Can we cancel out $1$ after replacing $e^x$ in $e^x-1$ by its Taylor expansion when calculating a limit?

Question

So I am to prove the following formula

$$\lim_{x \to 0} \frac{e^x -1}{x} =1$$

Now, I write,

$$ \begin{split} \lim_{x \to 0} \frac{e^x -1}{x} &= \lim_{x \to 0} \frac{(1+x+x^2/2!+x^3/3!+...) -1}{x} \\ &= \lim_{x \to 0} \frac{x+x^2/2!+x^3/3!+...}{x} \\ &= \lim_{x \to 0}1+x/2 +x^2/6+...\\ &= 1 \end{split} $$

Is it permissible to cancel out the $1$ at the numerator and the calculation after that? Here we are dealing with an infinite series expansion of $e^x$ ,so I am very much confused about this method.

By the way,I am not here for any other rigorous proof; I just want to know if my method is correct or not and why it is so.
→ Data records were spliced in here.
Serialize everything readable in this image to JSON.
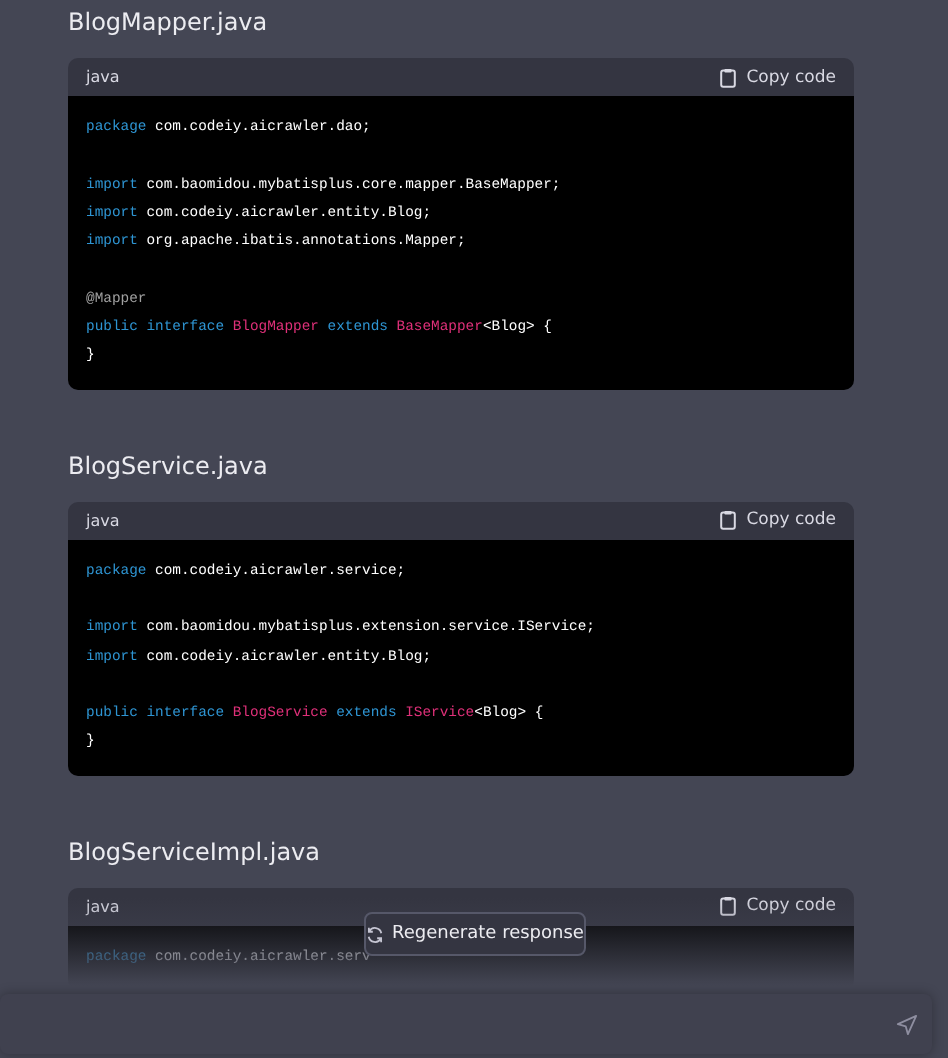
{
  "files": [
    {
      "filename": "BlogMapper.java",
      "language": "java",
      "copy_label": "Copy code",
      "lines": [
        {
          "gap_before": false,
          "tokens": [
            {
              "kind": "keyword",
              "text": "package"
            },
            {
              "kind": "plain",
              "text": " com.codeiy.aicrawler.dao;"
            }
          ]
        },
        {
          "gap_before": true,
          "tokens": [
            {
              "kind": "keyword",
              "text": "import"
            },
            {
              "kind": "plain",
              "text": " com.baomidou.mybatisplus.core.mapper.BaseMapper;"
            }
          ]
        },
        {
          "gap_before": false,
          "tokens": [
            {
              "kind": "keyword",
              "text": "import"
            },
            {
              "kind": "plain",
              "text": " com.codeiy.aicrawler.entity.Blog;"
            }
          ]
        },
        {
          "gap_before": false,
          "tokens": [
            {
              "kind": "keyword",
              "text": "import"
            },
            {
              "kind": "plain",
              "text": " org.apache.ibatis.annotations.Mapper;"
            }
          ]
        },
        {
          "gap_before": true,
          "tokens": [
            {
              "kind": "annotation",
              "text": "@Mapper"
            }
          ]
        },
        {
          "gap_before": false,
          "tokens": [
            {
              "kind": "keyword",
              "text": "public interface "
            },
            {
              "kind": "type",
              "text": "BlogMapper "
            },
            {
              "kind": "keyword",
              "text": "extends "
            },
            {
              "kind": "type",
              "text": "BaseMapper"
            },
            {
              "kind": "plain",
              "text": "<Blog> {"
            }
          ]
        },
        {
          "gap_before": false,
          "tokens": [
            {
              "kind": "plain",
              "text": "}"
            }
          ]
        }
      ]
    },
    {
      "filename": "BlogService.java",
      "language": "java",
      "copy_label": "Copy code",
      "lines": [
        {
          "gap_before": false,
          "tokens": [
            {
              "kind": "keyword",
              "text": "package"
            },
            {
              "kind": "plain",
              "text": " com.codeiy.aicrawler.service;"
            }
          ]
        },
        {
          "gap_before": true,
          "tokens": [
            {
              "kind": "keyword",
              "text": "import"
            },
            {
              "kind": "plain",
              "text": " com.baomidou.mybatisplus.extension.service.IService;"
            }
          ]
        },
        {
          "gap_before": false,
          "tokens": [
            {
              "kind": "keyword",
              "text": "import"
            },
            {
              "kind": "plain",
              "text": " com.codeiy.aicrawler.entity.Blog;"
            }
          ]
        },
        {
          "gap_before": true,
          "tokens": [
            {
              "kind": "keyword",
              "text": "public interface "
            },
            {
              "kind": "type",
              "text": "BlogService "
            },
            {
              "kind": "keyword",
              "text": "extends "
            },
            {
              "kind": "type",
              "text": "IService"
            },
            {
              "kind": "plain",
              "text": "<Blog> {"
            }
          ]
        },
        {
          "gap_before": false,
          "tokens": [
            {
              "kind": "plain",
              "text": "}"
            }
          ]
        }
      ]
    },
    {
      "filename": "BlogServiceImpl.java",
      "language": "java",
      "copy_label": "Copy code",
      "lines": [
        {
          "gap_before": false,
          "tokens": [
            {
              "kind": "keyword",
              "text": "package"
            },
            {
              "kind": "plain",
              "text": " com.codeiy.aicrawler.serv"
            }
          ]
        }
      ]
    }
  ],
  "regenerate_button": {
    "label": "Regenerate response"
  }
}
Thanks in advance!

Answer 1

Hint: Substitute $$e^x-1=t$$ in your Limit-function.

Answer 2

Since $1+x \le e^x \le \dfrac1{1-x} $ for $0 \le x \lt 1$ (compare terms in the power series or see below), and $\dfrac1{1-x} \le 1+x+2x^2 $ for $0 \le x \le \frac12 $, $1 \le \dfrac{e^x-1}{x} \le 1+2x $ for $0 \le x \le \frac12 $.

To show $e^x \le \dfrac1{1-x} $, if $f(x) =(1-x)e^x $, $f(0) = 1$ and $f'(x) =(1-x)e^x-e^x =-xe^x \le 0 $ for $0 \le x \le 1 $ so $f(x) =f(0)+\int_0^x f'(t) dt \le 1 $.

Answer 3

I'd suggest noticing that the limit you want to evaluate is $$ \lim_{x\to0}\frac{e^x-e^0}{x-0}, $$ which is the definition of the derivative at $0$ of the exponential function. So if you know that the derivative of $e^x$ is $e^x$, then you immediately get the answer $e^0=1$.

Answer 4

We know that $$\lim_{t\rightarrow0}(1+t)^{\frac{1}{t}}=e.$$

Thus, since $\ln$ is a continuous function, we obtain: $$\lim_{t\rightarrow0}\frac{\ln(1+t)}{t}=\lim_{t\rightarrow0}\ln(1+t)^{\frac{1}{t}}=\ln\lim_{t\rightarrow0}(1+t)^{\frac{1}{t}}=\ln{e}=1.$$ Now, let $\ln(1+t)=x$.

Thus, $t=e^x-1$ and $$\lim_{x\rightarrow0}\frac{e^x-1}{x}=\lim_{t\rightarrow0}\frac{t}{\ln(1+t)}=\frac{1}{\lim\limits_{t\rightarrow0}\frac{\ln(1+t)}{t}}=1.$$